The book is comprehensive. Alexander looks at every aspect of the criminal justice system and shows how it disparately effects people of color, particularly blacks, and how the courts have legalized those forms of discrimination and made them mostly immune to challenge. Blacks and whites tend to commit drug crimes at similar rates, but yet in some states black people constitute 80-90% of the prison population for drug crimes. Part of this has to do with laws: crack cocaine is punished much more heavily than powder cocaine, and federal laws financially incentivize local police departments to put their resources into arresting non-violent drug users rather than violent criminals. Part of this has to do with neighborhood policing: cops disproportionately patrol black neighborhoods. Part of it has to do with racialized policing at an individua level: cops disproportionately pull over, question, and arrest blacks, and it's legal for them to do this even when it's statistically proven to be race based and doesn't stop more crime than non-race-based policing. Part of this has to do with trials: prosecutors have more resources than public defenders, and sentences are harsh enough that even innocent people might plead guilty to get slightly more lenient treatment, and courts have ruled that it is illegal to investigate prosecutors for overt racism unless there is already evidence that they are being overtly racist (a real world catch 22!). Part of it has to do with jury selection: attorneys are allowed to use irrational excuses like "I didn't like that potential juror's hair" to exclude blacks from juries, and the large number of black felons excludes many more potential jurors. And there is much more that is messed up with the system and that Alexander examines in detail.
Let's assume that someone is actually guilty of a crime, though. Even after they are free from prison, it is now legal to discriminate against them. Felons are unable to get many public benefits like public subsidies for housing or food stamps, which means that many people can't find a place to sleep or anything to eat once they are released. Employers are allowed to discriminate against them, and many job credentials exclude felons, which means that it is structurally difficult for them to do legal work, which pushes felons towards illegal work. Felons, in most states, can't vote, or if they can, they have to do the equivalent of paying a poll tax. If all of the disenfranchised felons could vote, we would likely have had different presidental outcomes in 2000, 2004, and 2016 as well as in 7 senate races between 1980 and 2000. I believe in one person one vote, and I believe that our society has a responsibility to take care of all of its people, but black people are being systematically denied both voting rights and public benefits.

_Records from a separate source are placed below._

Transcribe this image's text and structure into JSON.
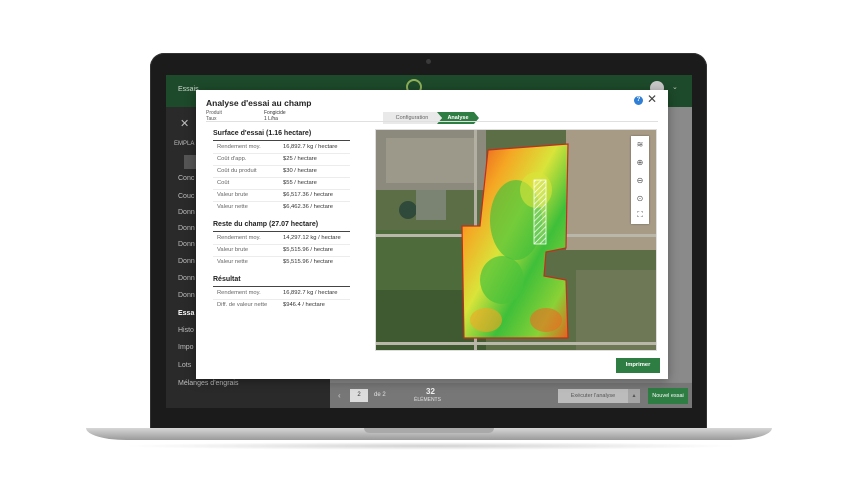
{
  "app": {
    "title": "Essais",
    "sidebar_heading": "EMPLA",
    "sidebar_items": [
      "Conc",
      "Couc",
      "Donn",
      "Donn",
      "Donn",
      "Donn",
      "Donn",
      "Donn",
      "Essa",
      "Histo",
      "Impo",
      "Lots",
      "Mélanges d'engrais"
    ],
    "active_index": 8,
    "pagination": {
      "current": "2",
      "of_label": "de 2"
    },
    "count": {
      "value": "32",
      "label": "ÉLÉMENTS"
    },
    "run_button": "Exécuter l'analyse",
    "new_button": "Nouvel essai"
  },
  "modal": {
    "title": "Analyse d'essai au champ",
    "meta": [
      {
        "label": "Produit",
        "value": "Fongicide"
      },
      {
        "label": "Taux",
        "value": "1 L/ha"
      }
    ],
    "steps": {
      "config": "Configuration",
      "analysis": "Analyse"
    },
    "sections": [
      {
        "title": "Surface d'essai (1.16 hectare)",
        "rows": [
          {
            "label": "Rendement moy.",
            "value": "16,892.7 kg / hectare"
          },
          {
            "label": "Coût d'app.",
            "value": "$25 / hectare"
          },
          {
            "label": "Coût du produit",
            "value": "$30 / hectare"
          },
          {
            "label": "Coût",
            "value": "$55 / hectare"
          },
          {
            "label": "Valeur brute",
            "value": "$6,517.36 / hectare"
          },
          {
            "label": "Valeur nette",
            "value": "$6,462.36 / hectare"
          }
        ]
      },
      {
        "title": "Reste du champ (27.07 hectare)",
        "rows": [
          {
            "label": "Rendement moy.",
            "value": "14,297.12 kg / hectare"
          },
          {
            "label": "Valeur brute",
            "value": "$5,515.96 / hectare"
          },
          {
            "label": "Valeur nette",
            "value": "$5,515.96 / hectare"
          }
        ]
      },
      {
        "title": "Résultat",
        "rows": [
          {
            "label": "Rendement moy.",
            "value": "16,892.7 kg / hectare"
          },
          {
            "label": "Diff. de valeur nette",
            "value": "$946.4 / hectare"
          }
        ]
      }
    ],
    "map_tools": [
      "layers-icon",
      "zoom-in-icon",
      "zoom-out-icon",
      "zoom-reset-icon",
      "fullscreen-icon"
    ],
    "print_button": "Imprimer"
  },
  "colors": {
    "brand_green": "#2e7d43",
    "topbar": "#1d4a2a",
    "help_blue": "#2f7fd6"
  }
}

Despite clear evidence that this is systematic discrimination against black people, and despite clear evidence that this dramatically effects millions of lives as well as the health of our democracy, there is bipartisan support for expanding the criminal justice system in more or less its current form. This is because we are in an era of colorblindness. Even though race still matters a lot, it's a taboo subject. We're supposed to pretend that it doesn't matter. Any time someone talks about race or treats someone differently based on race, it's called racism even when it's an attempt to fix racism (eg, affirmative action). And when someone behaves in a way that is discriminatory based on race but they don't explicitly talk about race and instead talk about crime, it's okay for some reason.
Colorblindness doesn't work. We need to talk about race. We need to get people to care. If we only reform the prison system without getting people to understand that race is important, then all we'll get is another system that discriminates in a different way and that's even harder to pin down as being discriminatory. The book closes by quoting Baldwin: "This is your home, my friend, do not be driven from it; great men have done great things here, and will again, and we can make America what it must become." All of us, especially people with privilege, have a duty to make America what it must become.